Affective modes; and other overlaps in film and ecocritical theory

Nicole, your focus on the “less serious affective modes–and lack therefore–in ecocinema,”  I think is a timely and valuable one that ecocinema will definitely benefit from. I say this specifically having just re-read Garrard’s “Ecocritical Theory” and During and Levitt’s “Film Theory” recaps (on reading list).  Garrard’s tone endorses a lighter mode, and Levitt’s section is all about spectatorship and affect, though as is quite apparent from the books she reviews there’s little discussion of genres of films geared to “less serious affective modes” in the reviewed recent scholarship.

That said, I’m assuming you’ve had a chance to read Arlene Plevin’s “Home Everywhere and the Injured Body of the World: The Subversive Humor of Blue Vinyl.”( Ed. Rachel Stein. New Perspectives on Environmental Justice. Newark, NJ: The State University of New Jersey, 2004. 225-239.)  This is one article that came to mind when thinking of risk and humor in ecocinema.

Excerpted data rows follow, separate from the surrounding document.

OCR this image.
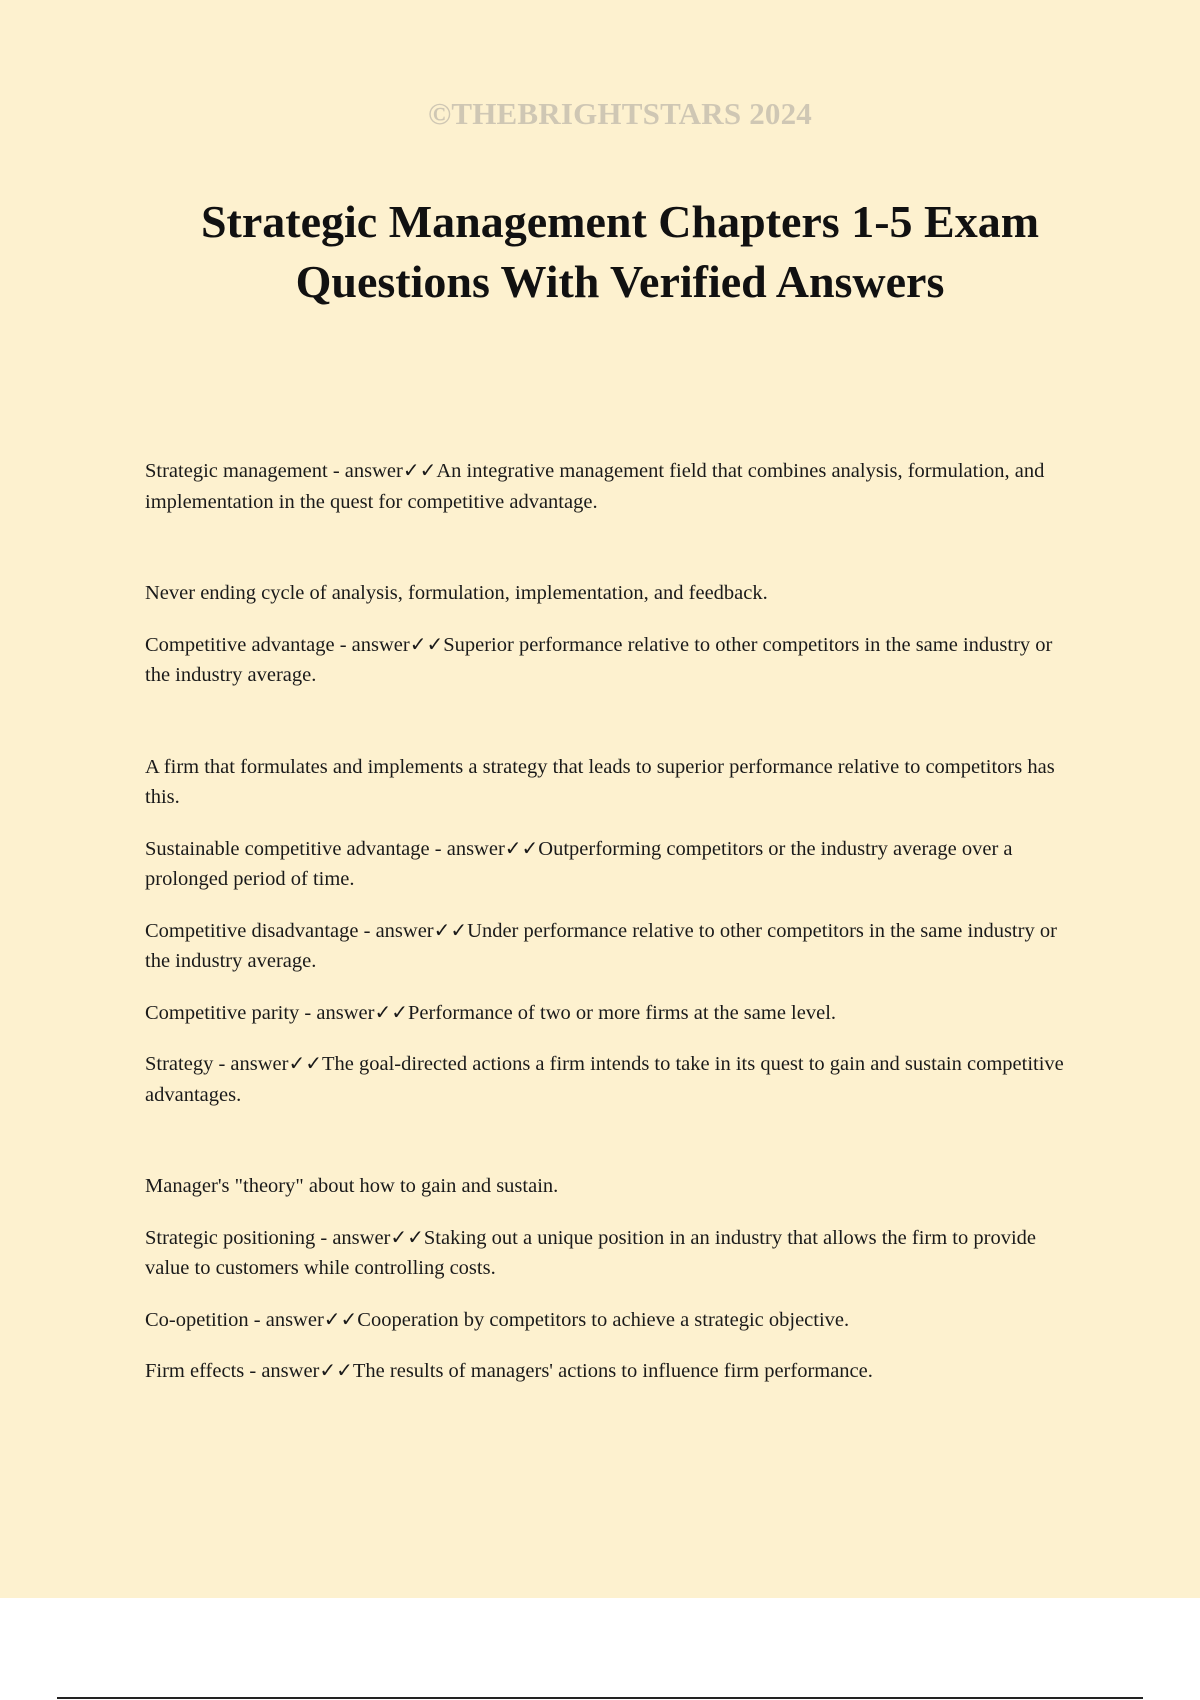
©THEBRIGHTSTARS 2024
Strategic Management Chapters 1-5 Exam Questions With Verified Answers
Strategic management - answer✓✓An integrative management field that combines analysis, formulation, and implementation in the quest for competitive advantage.
Never ending cycle of analysis, formulation, implementation, and feedback.
Competitive advantage - answer✓✓Superior performance relative to other competitors in the same industry or the industry average.
A firm that formulates and implements a strategy that leads to superior performance relative to competitors has this.
Sustainable competitive advantage - answer✓✓Outperforming competitors or the industry average over a prolonged period of time.
Competitive disadvantage - answer✓✓Under performance relative to other competitors in the same industry or the industry average.
Competitive parity - answer✓✓Performance of two or more firms at the same level.
Strategy - answer✓✓The goal-directed actions a firm intends to take in its quest to gain and sustain competitive advantages.
Manager's "theory" about how to gain and sustain.
Strategic positioning - answer✓✓Staking out a unique position in an industry that allows the firm to provide value to customers while controlling costs.
Co-opetition - answer✓✓Cooperation by competitors to achieve a strategic objective.
Firm effects - answer✓✓The results of managers' actions to influence firm performance.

On a somewhat related but different note, I’m curious to hear if the various references Levitt cites in Film Theory are ones that might also be useful when thinking of affect as it pertains to ecocinema.  There’s just one explicitly ecocritical reference, Patrick MacCormack’s “An Ethics of Spectatorship: Love, Death, and Cinema” (see p. 34; web version) mentioned by Levitt but there seem to be multiple places where ecocriticism can make inroads as themes such as cinematic bodies, questions of agency and ethics are quite apparent and distinctly pertinent to many ecocritics. I was also intrigued by During’s review of Adam Sitney’s Visionary Film, which conjures up many of literary ecocritics favorites in its focus on American avant garde film as Emersonian.

I’m also still mulling over the various themes Garrard suggests are manifest in contemporary ecocritical theory (and looking forward to comparing them with the various themes recently outlined in the ISLE 2010 autumn issue, which unfortunately is not on our reading list).  Garrard references film and ecomedia throughout his article, putting cinema squarely in the realm of ecocriticism (rightly so), and he also critiques Ivakhiv’s ISLE article (also one of our readings) more explicitly.   I wonder what seminar participants make of this critique; especially the cautionary note to avoid “old Gods” of philosophical theory.  Ivakhiv draws from many theorists familiar to film scholars, and Garrard’s critique seems to raise an interesting question for scholars working at the intersections of film and ecocritical scholarship.  Thoughts?  From Nicole and other participants?  Looking forward to exploring the readings and hearing your ideas.